NEW YORK — Deux Canadiens détenus en Chine pour espionnage ont été libérés de prison et ont quitté le pays par avion, a annoncé vendredi le Premier ministre Justin Trudeau, quelques heures après qu’un haut dirigeant du géant chinois des communications Huawei Technologies ait résolu les accusations criminelles portées contre elle dans le cadre d’un accord avec le ministère américain de la Justice.

Les Canadiens Michael Kovrig et Michael Spavor ont été arrêtés en Chine en décembre 2018, peu de temps après que le Canada a arrêté Meng Wanzhou, directrice financière de Huawei et fille du fondateur de l’entreprise, dans le cadre d’une demande d’extradition américaine. De nombreux pays ont qualifié l’action de la Chine de « politique d’otages ».

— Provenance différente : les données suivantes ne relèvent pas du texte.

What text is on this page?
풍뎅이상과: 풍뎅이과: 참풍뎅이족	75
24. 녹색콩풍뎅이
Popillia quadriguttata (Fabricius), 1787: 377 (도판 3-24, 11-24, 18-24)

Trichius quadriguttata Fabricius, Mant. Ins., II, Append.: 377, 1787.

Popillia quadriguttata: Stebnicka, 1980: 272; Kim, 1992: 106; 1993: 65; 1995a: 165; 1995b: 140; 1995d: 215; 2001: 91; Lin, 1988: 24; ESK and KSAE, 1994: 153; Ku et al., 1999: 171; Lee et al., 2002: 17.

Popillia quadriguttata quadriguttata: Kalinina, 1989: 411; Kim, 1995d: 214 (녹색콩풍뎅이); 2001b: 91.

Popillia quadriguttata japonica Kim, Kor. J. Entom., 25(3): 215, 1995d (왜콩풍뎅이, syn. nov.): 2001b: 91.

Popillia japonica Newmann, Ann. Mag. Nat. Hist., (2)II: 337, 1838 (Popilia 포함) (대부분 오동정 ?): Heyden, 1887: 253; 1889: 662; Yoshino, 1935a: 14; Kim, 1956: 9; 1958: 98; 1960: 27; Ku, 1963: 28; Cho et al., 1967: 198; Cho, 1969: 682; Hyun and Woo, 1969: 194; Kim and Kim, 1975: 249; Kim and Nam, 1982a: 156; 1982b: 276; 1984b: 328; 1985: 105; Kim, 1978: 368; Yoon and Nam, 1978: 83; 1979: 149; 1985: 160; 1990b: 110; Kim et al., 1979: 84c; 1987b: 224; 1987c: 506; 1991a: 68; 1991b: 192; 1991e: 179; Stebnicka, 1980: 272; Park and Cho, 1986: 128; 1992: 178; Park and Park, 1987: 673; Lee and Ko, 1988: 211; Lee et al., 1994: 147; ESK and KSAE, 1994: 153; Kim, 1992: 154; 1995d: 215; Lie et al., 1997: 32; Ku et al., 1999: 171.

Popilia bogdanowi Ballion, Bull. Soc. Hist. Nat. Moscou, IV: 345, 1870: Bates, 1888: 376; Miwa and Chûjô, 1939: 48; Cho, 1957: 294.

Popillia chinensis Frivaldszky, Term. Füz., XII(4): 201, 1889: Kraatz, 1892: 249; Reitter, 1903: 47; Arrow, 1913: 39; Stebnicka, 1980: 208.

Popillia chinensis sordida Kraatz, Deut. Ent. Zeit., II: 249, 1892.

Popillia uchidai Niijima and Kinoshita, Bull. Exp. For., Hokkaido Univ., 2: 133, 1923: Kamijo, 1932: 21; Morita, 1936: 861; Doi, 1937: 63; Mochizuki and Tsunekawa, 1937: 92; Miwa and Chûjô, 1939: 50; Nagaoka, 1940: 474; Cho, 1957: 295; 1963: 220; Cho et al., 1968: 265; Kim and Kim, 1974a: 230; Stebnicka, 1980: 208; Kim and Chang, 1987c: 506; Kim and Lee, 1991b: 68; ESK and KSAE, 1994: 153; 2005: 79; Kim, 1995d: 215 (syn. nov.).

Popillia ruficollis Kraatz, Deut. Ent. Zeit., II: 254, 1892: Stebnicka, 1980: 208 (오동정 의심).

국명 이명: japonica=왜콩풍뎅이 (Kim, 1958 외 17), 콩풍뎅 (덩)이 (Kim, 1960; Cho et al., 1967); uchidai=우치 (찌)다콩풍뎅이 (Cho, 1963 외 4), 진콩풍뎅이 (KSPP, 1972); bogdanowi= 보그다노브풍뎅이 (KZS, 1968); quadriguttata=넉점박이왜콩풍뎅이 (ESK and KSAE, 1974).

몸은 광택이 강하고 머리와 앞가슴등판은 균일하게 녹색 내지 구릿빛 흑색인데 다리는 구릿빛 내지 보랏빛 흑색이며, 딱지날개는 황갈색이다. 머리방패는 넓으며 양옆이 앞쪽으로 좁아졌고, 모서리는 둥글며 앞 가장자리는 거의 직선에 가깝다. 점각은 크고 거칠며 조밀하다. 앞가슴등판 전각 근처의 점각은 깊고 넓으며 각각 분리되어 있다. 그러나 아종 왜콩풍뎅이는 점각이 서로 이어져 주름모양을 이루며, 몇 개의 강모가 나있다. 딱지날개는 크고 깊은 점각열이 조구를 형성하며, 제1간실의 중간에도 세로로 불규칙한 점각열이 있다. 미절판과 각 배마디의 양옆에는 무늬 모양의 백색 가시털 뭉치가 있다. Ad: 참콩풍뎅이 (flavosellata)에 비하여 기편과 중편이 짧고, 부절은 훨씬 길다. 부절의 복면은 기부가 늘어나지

L’accord avec Meng appelle le ministère de la Justice à rejeter les accusations de fraude à la fin de l’année prochaine en échange de l’acceptation par Meng de la responsabilité d’avoir déformé les relations commerciales de son entreprise en Iran. Trudeau a convoqué une conférence de presse vendredi soir environ une heure après que l’avion de Meng a quitté le Canada pour la Chine.

Des manifestants tiennent des photos des Canadiens Michael Spavor et Michael Kovrig devant la Cour suprême de la Colombie-Britannique, à Vancouver, le 6 mars 2019.Jason Redmond / AFP – Fichier Getty Images

L’arrangement avec Meng, connu sous le nom d’accord de poursuite différée, résout une bataille juridique et géopolitique de plusieurs années impliquant non seulement les États-Unis et la Chine, mais aussi le Canada, où Meng est restée depuis son arrestation à l’aéroport de Vancouver.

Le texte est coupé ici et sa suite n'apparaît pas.